A bit of a shorter video, but I tried throwing a Triplebyte-style programming quiz at GPT-3 to see how it would do.
Spoiler: it doesn't do very well.
My best guess for why it doesn't do very well is that the multiple-choice format of the quiz trips it up a bit. If you were to instead ask basic data-retrieval-style questions like, "What does HTML stand for?" then the results would probably be quite a bit better.
For this experiment though, I tried multiple question formats: with/without a "Reason:", labeling the choices with asterisks vs letters, different example questions/answers, etc. The highest score I got was 6/10, although with enough tries it could probably score better through sheer luck.
On the topic of luck, keep in mind that I ran all my tests with temperature=0.0, which should mean that the model behaves deterministically - given the same input, it should return the same output. However, the input was not deterministic because the choices were shuffled randomly each time. As shown in the video, the order of the choices affects the weights of the next tokens, sometimes enough to change the answer completely.
The other thing that the language model seemed to have trouble with are negative questions, e.g. "Which of the following choices is true?" or "Which of the following is not applicable?" The video has an example where GPT-3 generated a reason that was true on its own, but not true in the context of the question.

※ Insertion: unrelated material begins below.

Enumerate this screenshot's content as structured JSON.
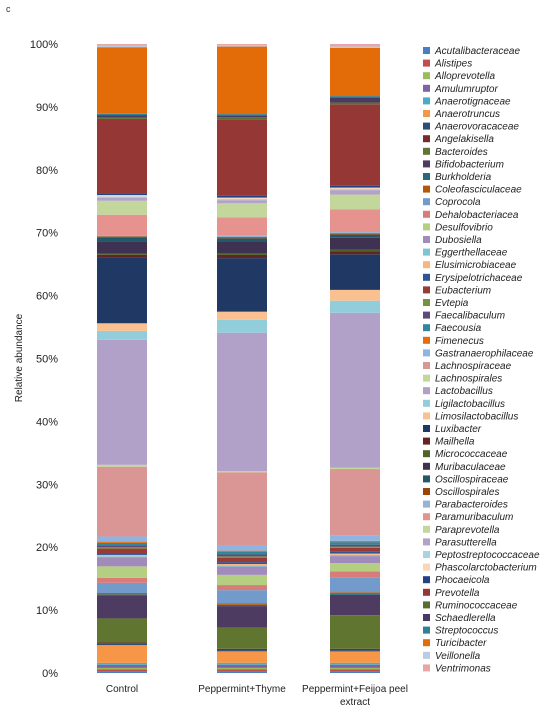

Overall, I think this ties back to a point that Gwern and others have made, which is that successful usage of GPT-3 and similar models require some amount of "prompt engineering". And it's likely that soon we will have an industry-standard job of "people who get pre-trained models to do useful things". That is to say, we won't eliminate programming with intelligent language models - instead we'll be programming one level higher by "programming" prompts and prompt templates that produce good results.